How do you read !important in CSS? [duplicate]

How is the CSS attribute property !important read?

Is it really important, exclamation mark important, ...?

Answer: From the answers below, it seems to be read simply important, or bang important.


Solution 1:

an "!important" declaration (the delimiter token "!" and keyword "important" follow the declaration) takes precedence over a normal declaration.

http://www.w3.org/TR/CSS2/cascade.html#important-rules

Basically, where two style rules are the same... it gives the one marked !important greater importance and will apply those styles.

Example

div{
    opacity:0 !important;
}

div.jason{
    opacity:1;
}

The first rule would be applied even though the second rule is more specific (one element + one class as opposed to one element)

Note: IE6 ignores !important when you have two of the same property and one of them is important - it'll always apply the last declaration, whether or not it was marked important. **Added from @BoltClock's comment below.

Warning: !important is a hammer that should only be used when absolutely necessary. Almost always, it is better to use more specific selectors to achieve greater specificity and have your styles applied the way you want. !important can make it very difficult for future developers to find and make changes to your code.

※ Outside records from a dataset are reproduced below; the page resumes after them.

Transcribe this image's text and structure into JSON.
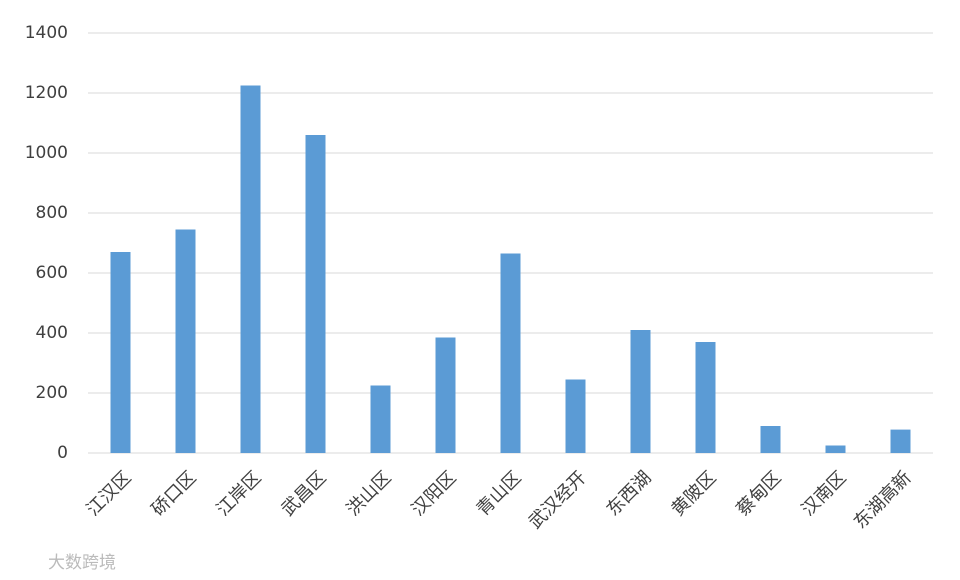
{
  "chart_data": {
    "type": "bar",
    "categories": [
      "江汉区",
      "硚口区",
      "江岸区",
      "武昌区",
      "洪山区",
      "汉阳区",
      "青山区",
      "武汉经开",
      "东西湖",
      "黄陂区",
      "蔡甸区",
      "汉南区",
      "东湖高新"
    ],
    "values": [
      670,
      745,
      1225,
      1060,
      225,
      385,
      665,
      245,
      410,
      370,
      90,
      25,
      78
    ],
    "color": "#5b9bd5",
    "ylim": [
      0,
      1400
    ],
    "yticks": [
      0,
      200,
      400,
      600,
      800,
      1000,
      1200,
      1400
    ],
    "grid": true
  },
  "watermark": "大数跨境"
}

One good use case: !important is great for user-defined styles, where a user wants to manipulate Web site pages in specific way in his browser (say make all the backgrounds black and the text yellow). Without having to worry about specificity, the user can add styles to certain elements (like body) and make the styles render.

Solution 2:

Just "important" or "bang important." The ! is definitely not a negation in this case.


It's not a tag, it's a keyword.

Solution 3:

body { color: red !important; } means, in English, "The text-color of red is important".

In terms of how CSS sees it, it applies more "weight" to that declaration, so it will be (far) more likely to be the applied style.

For an example of this, we can use

p { color: red; }
p.blue { color: blue; }

Now, any p with a class of blue will show blue text, all the others will show red text. If we change it to this...

p { color: red !important; }
p.blue { color: blue; }

They will all show red text (even if they have a class of blue), as we've given more important to the first selector.

Solution 4:

I like to think of it as "NOT important".

p { 
    color: red !important; /* The rest is NOT important for this CSS property. */
} 

Meaning that everything else from that declaration and on is NOT important and should not be taken into account. The idea came from the usage of the "!" character as a boolean NOT in many programming languages. This way the !important makes sense as you read it.